The President of the Council of Ministers, Giorgia Meloni, in the Chamber of Deputies ahead of the European Council. Photograph: Stefano Carofei/Sintesi/SIPA/REX/Shutterstock

Elsewhere in Europe, there was a fiery debate in the Italian parliament on Thursday following prime minister Giorgia Meloni’s attacks against the “Ventotene manifesto” – one of the founding texts of the EU drafted in 1941 by anti-fascist activists imprisoned on the island of Ventotene.

The controversy began on Wednesday, when Meloni ended a speech in the lower house ahead of an EU council meeting by criticising those who had cited the manifesto during a pro-Europe rally in Rome on Saturday. “I hope that those who quote it did not read it, as the alternative would be frightening,” she said.

Meloni appeared to be referring to passages in the text in which its writers called for a “European revolution” to ensure their demands of the continent “being more socialist” were met, as well as calling for the abolishment of private property.

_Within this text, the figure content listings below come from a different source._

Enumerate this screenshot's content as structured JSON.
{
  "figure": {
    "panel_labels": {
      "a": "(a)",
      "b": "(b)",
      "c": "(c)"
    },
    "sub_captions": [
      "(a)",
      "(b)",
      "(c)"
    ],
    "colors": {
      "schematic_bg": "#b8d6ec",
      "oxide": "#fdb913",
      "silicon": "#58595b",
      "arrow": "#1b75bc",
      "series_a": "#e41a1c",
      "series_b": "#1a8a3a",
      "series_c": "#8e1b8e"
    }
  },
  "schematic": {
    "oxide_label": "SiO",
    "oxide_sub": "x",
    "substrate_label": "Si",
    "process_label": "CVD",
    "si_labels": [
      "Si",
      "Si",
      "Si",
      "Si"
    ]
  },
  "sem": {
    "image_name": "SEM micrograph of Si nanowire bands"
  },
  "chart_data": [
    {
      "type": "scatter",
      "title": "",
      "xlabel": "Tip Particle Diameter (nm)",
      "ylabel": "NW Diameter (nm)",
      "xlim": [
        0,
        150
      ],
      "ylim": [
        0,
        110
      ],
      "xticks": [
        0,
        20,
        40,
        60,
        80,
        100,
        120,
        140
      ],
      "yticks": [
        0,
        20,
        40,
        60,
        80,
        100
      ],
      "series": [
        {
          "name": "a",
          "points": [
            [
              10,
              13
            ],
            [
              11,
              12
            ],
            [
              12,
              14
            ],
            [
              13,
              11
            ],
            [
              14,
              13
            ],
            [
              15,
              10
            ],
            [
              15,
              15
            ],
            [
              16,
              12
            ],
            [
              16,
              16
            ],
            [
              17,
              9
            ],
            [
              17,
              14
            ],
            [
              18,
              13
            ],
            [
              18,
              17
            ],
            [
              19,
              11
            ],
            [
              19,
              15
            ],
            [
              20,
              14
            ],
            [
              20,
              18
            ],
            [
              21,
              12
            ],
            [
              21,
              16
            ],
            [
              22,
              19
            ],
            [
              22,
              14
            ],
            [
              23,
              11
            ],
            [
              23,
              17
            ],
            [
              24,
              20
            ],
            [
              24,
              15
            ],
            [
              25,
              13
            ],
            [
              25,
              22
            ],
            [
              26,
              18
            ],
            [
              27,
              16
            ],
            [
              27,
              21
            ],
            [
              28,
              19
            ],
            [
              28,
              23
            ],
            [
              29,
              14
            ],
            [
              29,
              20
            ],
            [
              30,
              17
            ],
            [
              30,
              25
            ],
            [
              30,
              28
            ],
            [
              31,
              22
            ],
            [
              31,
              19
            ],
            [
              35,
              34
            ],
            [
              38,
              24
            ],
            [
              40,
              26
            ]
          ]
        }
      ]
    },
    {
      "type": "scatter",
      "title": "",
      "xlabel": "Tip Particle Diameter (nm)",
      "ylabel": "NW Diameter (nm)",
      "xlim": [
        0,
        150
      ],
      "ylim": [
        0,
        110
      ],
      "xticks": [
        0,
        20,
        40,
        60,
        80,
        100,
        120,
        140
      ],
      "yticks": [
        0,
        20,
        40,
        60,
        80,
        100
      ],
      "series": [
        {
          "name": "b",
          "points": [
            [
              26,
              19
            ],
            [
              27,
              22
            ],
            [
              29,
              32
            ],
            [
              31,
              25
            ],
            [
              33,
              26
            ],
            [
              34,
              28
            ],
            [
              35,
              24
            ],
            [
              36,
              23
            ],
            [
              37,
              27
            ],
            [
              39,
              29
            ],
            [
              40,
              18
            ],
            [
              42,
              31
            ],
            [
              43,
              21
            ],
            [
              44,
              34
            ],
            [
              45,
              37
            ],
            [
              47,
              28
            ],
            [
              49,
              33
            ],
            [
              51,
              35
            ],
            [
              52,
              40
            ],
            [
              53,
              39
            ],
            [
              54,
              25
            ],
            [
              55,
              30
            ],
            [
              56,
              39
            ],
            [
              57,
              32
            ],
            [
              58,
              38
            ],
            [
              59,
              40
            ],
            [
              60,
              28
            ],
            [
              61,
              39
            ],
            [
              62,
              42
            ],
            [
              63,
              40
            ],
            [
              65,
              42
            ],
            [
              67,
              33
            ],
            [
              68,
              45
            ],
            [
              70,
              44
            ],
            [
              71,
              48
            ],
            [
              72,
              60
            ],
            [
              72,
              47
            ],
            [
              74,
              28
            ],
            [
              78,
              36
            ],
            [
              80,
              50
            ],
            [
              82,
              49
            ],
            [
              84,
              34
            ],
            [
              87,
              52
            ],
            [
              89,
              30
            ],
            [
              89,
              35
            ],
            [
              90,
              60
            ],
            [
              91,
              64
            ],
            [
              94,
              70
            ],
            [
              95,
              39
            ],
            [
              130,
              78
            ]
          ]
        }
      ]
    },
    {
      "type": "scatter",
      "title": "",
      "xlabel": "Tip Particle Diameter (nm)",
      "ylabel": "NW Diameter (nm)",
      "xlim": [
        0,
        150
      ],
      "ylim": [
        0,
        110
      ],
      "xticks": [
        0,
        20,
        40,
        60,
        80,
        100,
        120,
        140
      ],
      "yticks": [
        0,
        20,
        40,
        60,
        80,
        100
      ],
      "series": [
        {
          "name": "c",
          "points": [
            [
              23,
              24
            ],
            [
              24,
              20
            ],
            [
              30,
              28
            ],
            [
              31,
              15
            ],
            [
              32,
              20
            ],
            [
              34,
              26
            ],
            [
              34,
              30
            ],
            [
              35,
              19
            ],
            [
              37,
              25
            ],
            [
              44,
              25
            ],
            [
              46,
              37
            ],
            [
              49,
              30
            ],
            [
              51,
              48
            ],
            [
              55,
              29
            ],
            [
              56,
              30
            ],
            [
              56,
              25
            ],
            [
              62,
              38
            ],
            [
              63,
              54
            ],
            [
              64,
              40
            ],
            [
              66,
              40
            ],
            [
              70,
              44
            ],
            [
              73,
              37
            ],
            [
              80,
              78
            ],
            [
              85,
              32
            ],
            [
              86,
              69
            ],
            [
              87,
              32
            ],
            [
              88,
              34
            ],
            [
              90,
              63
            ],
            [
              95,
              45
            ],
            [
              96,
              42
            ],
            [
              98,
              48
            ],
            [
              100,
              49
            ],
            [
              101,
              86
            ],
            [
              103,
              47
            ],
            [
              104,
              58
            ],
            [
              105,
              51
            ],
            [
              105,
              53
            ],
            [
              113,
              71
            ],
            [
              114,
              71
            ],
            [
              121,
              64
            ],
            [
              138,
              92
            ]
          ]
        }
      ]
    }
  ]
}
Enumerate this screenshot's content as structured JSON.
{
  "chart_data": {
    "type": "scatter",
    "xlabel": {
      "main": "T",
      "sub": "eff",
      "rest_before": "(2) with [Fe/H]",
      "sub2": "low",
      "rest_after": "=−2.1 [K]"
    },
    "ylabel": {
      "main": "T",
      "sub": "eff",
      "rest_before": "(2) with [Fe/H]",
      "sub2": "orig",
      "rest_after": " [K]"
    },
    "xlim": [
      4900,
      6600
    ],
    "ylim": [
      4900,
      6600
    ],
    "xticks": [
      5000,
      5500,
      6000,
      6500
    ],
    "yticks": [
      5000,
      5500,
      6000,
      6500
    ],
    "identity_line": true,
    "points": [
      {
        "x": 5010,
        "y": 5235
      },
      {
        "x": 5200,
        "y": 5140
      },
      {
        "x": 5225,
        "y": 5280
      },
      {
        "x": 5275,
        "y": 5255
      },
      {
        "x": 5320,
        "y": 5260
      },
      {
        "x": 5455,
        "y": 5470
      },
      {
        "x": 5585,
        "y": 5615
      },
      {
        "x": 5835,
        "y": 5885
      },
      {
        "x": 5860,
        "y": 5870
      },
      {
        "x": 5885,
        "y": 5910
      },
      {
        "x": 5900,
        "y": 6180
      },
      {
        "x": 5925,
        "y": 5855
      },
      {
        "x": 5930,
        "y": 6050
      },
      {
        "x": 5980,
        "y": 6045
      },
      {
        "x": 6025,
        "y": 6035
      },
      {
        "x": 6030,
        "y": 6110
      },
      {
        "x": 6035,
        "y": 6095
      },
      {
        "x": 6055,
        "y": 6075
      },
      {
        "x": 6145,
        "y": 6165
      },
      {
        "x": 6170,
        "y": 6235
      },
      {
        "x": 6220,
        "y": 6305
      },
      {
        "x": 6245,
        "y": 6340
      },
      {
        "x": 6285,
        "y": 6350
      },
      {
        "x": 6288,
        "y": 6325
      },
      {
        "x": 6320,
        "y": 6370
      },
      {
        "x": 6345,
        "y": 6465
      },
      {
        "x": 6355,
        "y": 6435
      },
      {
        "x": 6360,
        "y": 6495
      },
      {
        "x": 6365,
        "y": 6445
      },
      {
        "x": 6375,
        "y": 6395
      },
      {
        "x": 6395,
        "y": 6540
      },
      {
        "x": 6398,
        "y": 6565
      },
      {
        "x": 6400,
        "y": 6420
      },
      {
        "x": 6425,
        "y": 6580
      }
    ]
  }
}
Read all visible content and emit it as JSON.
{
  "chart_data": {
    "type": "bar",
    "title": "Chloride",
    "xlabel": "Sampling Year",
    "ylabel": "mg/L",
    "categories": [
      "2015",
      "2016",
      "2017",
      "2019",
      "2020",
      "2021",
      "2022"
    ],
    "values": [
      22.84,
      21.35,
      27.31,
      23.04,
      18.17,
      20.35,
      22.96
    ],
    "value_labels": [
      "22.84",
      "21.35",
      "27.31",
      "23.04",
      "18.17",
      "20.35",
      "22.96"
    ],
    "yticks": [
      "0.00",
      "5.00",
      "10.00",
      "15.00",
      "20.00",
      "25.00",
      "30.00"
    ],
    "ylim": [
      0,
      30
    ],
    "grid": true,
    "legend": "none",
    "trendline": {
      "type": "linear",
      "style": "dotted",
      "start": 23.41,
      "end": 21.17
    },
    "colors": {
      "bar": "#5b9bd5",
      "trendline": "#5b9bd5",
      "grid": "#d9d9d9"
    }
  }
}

“I don’t know if this is your Europe, but it’s certainly not mine,” said Meloni, whose Brothers of Italy is an offspring of a neofascist party.

Opposition parties were outraged and parliament had to be temporarily suspended.

Raffaela Paita, a senator with the centrist Italia Viva party, said it was “shameful” of Meloni to take the sentences “written by exiled heroes” out of context.

“What happened yesterday dishonours the country and does not give justice to Europe and the anti-fascist resistance,” she said.

Meloni’s comments contradict a tweet she posted in 2016, when former prime minister Matteo Renzi hosted a summit on Ventotene with the then German chancellor Angela Merkel and François Hollande, the former French president, in a show of European unity after the Brexit referendum – in which she praised the writers of the manifesto for appearing to have “clearer” ideas on Europe than the trio.